Interesting Article

Interesting article. Sounds like a RR industry lobbiest, tho’.

http://www.washingtonmonthly.com/features/2009/0901.longman.html

I thought it was a great article! I can’t see some things mentioned in it coming true (electrification is a great idea but getting railroads to use it will be tough, and somehow I can’t see any major railroads being interested in operating commuter service) but nonetheless it was a good read and gives a feeling of hope to the industry.

I thought the article was very good also, but: I think he underestimated the capacity improvements needed if they throw passenger in with the freight, especially if passenger will be running at any kind of speed. It already takes 3 tracks to get BNSF out of SoCal. Throw in a couple dozen pass/mail trains which have priority over freight an you will be right back in the same jam as before the third track.
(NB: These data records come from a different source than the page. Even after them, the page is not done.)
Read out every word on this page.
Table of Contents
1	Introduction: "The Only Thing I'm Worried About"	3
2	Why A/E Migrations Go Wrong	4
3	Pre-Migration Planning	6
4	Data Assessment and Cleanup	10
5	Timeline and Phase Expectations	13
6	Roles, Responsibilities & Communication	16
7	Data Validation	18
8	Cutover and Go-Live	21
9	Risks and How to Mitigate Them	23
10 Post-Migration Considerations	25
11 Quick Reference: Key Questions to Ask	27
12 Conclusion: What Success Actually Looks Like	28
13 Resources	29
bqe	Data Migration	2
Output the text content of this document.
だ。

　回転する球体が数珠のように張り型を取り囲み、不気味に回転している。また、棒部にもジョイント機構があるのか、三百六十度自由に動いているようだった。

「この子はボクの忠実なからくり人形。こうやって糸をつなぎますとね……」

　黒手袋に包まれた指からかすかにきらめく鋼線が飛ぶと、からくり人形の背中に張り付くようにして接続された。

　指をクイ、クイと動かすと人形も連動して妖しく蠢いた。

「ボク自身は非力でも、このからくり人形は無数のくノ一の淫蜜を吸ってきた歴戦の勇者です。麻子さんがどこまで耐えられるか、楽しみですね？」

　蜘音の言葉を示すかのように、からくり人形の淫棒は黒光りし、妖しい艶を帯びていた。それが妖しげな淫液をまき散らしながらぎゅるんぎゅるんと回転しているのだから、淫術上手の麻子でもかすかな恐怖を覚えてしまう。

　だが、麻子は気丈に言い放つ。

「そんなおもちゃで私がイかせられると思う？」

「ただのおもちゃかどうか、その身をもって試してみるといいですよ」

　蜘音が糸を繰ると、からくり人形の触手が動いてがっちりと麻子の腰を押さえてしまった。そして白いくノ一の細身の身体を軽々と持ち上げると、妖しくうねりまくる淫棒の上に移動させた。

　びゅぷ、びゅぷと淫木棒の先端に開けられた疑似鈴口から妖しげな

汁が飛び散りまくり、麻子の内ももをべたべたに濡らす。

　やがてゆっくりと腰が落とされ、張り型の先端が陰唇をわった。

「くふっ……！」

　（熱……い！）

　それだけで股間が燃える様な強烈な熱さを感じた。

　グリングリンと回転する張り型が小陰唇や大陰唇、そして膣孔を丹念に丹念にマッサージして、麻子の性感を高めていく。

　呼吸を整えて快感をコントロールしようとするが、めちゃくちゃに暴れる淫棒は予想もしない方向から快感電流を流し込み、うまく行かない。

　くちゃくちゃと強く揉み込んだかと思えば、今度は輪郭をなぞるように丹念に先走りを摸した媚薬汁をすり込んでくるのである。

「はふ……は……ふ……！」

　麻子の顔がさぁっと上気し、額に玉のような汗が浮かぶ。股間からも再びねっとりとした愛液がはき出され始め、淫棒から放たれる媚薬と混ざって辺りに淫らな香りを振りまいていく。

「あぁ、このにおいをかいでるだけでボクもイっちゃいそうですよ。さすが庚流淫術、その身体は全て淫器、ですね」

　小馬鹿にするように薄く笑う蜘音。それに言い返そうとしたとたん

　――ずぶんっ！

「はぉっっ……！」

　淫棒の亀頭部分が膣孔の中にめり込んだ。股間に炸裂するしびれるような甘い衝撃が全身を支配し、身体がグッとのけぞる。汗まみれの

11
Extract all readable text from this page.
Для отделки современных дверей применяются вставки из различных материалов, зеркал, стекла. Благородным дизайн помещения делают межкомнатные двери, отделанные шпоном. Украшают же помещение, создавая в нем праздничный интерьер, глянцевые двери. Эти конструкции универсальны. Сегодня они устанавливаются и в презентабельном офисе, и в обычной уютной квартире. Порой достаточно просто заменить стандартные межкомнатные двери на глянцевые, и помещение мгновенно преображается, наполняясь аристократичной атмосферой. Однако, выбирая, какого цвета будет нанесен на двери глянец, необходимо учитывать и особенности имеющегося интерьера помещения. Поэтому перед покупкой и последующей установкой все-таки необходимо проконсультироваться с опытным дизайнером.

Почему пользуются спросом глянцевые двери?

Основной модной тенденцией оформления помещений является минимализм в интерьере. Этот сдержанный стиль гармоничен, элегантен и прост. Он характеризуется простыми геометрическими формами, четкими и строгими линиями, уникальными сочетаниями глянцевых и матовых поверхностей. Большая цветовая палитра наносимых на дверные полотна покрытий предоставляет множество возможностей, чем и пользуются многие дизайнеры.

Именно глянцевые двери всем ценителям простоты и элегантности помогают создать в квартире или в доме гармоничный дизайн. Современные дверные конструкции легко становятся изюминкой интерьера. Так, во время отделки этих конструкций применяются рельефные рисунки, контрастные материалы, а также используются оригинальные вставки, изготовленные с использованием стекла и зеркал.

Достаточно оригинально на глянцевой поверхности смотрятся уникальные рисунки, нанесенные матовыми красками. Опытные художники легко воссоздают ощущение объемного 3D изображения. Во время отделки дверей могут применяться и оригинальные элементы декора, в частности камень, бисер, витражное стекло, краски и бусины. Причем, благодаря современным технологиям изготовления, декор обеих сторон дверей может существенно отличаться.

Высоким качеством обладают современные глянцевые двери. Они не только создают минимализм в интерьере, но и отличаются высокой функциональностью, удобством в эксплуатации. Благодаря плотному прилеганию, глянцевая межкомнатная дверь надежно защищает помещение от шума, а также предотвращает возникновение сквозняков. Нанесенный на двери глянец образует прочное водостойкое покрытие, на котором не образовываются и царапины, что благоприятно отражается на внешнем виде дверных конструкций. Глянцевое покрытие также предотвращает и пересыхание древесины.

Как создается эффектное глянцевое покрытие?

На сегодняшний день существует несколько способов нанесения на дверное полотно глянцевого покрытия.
Passenger really needs its own dedicated two track right of way if its to have any kind of effeciency that won’t kill freight in most high capacity lanes. Not so sure abouth those 100mph double stacks either. On long tagents, sure, but on the curves that are presently in place it seems to me (I’m no engineer [civil or any other kind]) that the lateral forces would be a killer. But I’m all for the increased capacity…bring on the trains!

John

I

The author makes a great case for the railroad although I don’t know whom if anyone he represents.

Growing up along I-81 was as he said: an endless game of tag passing trucks uphill, trucks passing us downhill. I don’t see six-laning would give a lot of relief unless trucks are absolutey, positively not allowed to use the leftmost (inside) lane, as is the case in Tennessee and Kentucky, and probably states I don’t know about). .

Eleven billion dollars seems a little steep for six-laning around 300 miles of Virginia roadway; and as the article states, the route is mostly rural. (Roanoke lies several miles to the east off its own Interstate spur). In a hypothetical six-laning operation, and allowing ten times as much per mile as the original four-lane I-81 cost in 1964-68 (estimated at $1million / mile incl. surveying, land acquisition, grading, labor, and materials), I’d get about $3 billion. Why it is almost four times as much I have no idea.

I’m not sure about getting acrosss central PA, but I believe it would be possible to load a piggyback trailer on a train within 30 miles of where I-81 touches the Canadian border and move it at least to Scranton. There are a couple of spots where it’s not a straight shot, but that could undoubtedly be fixed or otherwise dealt with.

The lines involved - CSX from Watertown, NYS&W from Syracuse to Binghampton, and CP south to Scranton - are not capacity constrained right now, from what I know. They would need work to get up to 60 or so, but clear routing at 40 would certainly serve to move them in a timely manner.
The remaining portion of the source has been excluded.